In a recent article, Michael Burawoy warned about what he termed the spiralists. These are “people who spiral in from outside, develop signature projects and then hope to spiral upward and onward, leaving the university behind to spiral down”. While he was concerned with university leaders, I observed at the time that the category clearly has a broader scope than this. Reading Michael Wolff’s Fire & Fury, I’m struck by the role of spiralists within the Whitehouse who are objectively enablers of Trump while subjectively congratulating themselves for restraining him:

Still, the mess that might do serious damage to the nation, and, by association, to your own brand, might be transcended if you were seen as the person, by dint of competence and professional behavior, taking control of it. Powell, who had come into the White House as an adviser to Ivanka Trump, rose, in weeks, to a position on the National Security Council, and was then, suddenly, along with Cohn, her Goldman colleague, a contender for some of the highest posts in the administration. At the same time, both she and Cohn were spending a good deal of time with their ad hoc outside advisers on which way they might jump out of the White House. Powell could eye seven-figure comms jobs at various Fortune 100 companies, or a C-suite future at a tech company—Facebook’s Sheryl Sandberg, after all, had a background in corporate philanthropy and in the Obama administration. Cohn, on his part, already a centamillionaire, was thinking about the World Bank or the Fed.

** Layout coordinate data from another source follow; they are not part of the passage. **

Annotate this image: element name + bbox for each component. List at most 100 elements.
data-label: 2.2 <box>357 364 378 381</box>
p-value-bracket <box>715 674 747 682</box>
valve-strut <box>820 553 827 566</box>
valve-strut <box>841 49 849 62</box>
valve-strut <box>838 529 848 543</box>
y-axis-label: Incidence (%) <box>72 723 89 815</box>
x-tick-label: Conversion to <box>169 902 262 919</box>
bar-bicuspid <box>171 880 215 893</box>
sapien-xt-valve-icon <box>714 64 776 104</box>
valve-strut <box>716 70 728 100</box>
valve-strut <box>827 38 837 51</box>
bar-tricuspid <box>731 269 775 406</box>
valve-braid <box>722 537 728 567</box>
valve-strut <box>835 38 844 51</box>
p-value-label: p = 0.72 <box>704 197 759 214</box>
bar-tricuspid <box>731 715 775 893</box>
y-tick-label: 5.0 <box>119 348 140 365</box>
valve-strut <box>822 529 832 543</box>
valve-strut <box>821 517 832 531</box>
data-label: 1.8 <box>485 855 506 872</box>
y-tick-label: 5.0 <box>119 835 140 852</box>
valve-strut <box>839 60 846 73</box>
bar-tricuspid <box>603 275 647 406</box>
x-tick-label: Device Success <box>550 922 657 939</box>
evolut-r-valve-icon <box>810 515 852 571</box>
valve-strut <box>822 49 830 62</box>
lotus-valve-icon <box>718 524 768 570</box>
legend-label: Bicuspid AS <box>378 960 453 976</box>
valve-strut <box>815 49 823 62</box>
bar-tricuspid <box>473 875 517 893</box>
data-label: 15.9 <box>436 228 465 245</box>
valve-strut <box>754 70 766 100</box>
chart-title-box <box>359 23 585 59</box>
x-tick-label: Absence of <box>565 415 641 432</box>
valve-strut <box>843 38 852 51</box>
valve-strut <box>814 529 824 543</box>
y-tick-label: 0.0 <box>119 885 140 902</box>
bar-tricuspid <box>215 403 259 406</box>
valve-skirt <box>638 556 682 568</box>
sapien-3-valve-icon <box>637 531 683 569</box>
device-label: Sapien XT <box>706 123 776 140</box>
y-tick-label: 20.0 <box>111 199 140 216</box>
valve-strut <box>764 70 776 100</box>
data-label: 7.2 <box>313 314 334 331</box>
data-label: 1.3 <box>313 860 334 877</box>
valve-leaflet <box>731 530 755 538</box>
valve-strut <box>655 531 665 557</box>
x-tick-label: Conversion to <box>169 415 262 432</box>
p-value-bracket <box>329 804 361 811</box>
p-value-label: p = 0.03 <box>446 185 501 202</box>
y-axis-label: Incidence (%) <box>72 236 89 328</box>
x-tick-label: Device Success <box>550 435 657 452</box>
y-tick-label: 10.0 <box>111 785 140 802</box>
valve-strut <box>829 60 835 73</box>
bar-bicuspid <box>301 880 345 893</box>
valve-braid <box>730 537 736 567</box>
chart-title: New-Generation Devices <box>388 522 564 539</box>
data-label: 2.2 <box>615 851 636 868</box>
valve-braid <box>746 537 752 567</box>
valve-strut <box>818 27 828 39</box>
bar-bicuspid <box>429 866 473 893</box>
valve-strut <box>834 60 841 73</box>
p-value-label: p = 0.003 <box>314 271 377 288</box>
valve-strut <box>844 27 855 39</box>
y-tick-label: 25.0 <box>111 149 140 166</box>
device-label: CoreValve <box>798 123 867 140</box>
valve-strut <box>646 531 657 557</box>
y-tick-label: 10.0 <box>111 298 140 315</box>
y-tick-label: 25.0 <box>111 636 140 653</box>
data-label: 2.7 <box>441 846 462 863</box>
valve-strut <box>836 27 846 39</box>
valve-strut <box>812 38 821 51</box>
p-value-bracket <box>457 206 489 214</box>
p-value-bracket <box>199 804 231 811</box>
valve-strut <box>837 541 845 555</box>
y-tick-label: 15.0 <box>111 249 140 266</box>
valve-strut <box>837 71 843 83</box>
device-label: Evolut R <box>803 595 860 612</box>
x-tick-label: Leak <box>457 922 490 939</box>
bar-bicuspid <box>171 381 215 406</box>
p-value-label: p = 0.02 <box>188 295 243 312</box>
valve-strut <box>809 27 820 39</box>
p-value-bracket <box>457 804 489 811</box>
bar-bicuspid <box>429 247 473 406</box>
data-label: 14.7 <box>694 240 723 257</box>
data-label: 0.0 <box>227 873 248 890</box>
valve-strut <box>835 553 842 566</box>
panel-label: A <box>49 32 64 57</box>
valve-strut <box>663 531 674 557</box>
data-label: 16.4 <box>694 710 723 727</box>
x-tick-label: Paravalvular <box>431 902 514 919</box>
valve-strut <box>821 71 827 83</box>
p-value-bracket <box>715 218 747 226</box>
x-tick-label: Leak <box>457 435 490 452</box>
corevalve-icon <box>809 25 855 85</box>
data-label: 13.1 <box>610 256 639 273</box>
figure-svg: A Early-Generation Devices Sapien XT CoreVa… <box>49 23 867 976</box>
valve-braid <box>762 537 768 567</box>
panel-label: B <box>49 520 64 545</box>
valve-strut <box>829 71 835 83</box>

These figures regard themselves as performing an important public service, enforcing moderation on the immoderate and providing competence in an executive characterised by incompetence. They will then be justly rewarded for this service, spiralling out of the Whitehouse and on to bigger and better things. Who could blame them for this? After all, they have spent time and energy giving to the public sector when they could have made so much more money in the private sector. This is a crucial rhetorical strategy of the spiralists: their ambition is justified by their public service but their public service is a tool of their ambition. They approach it as a means to elevate themselves, increasing their standing and seeking out new opportunities, while expecting to be praised for that which they have forsaken in the process. The ascent of the spiralists understands itself to be motivated by much weightier things than money.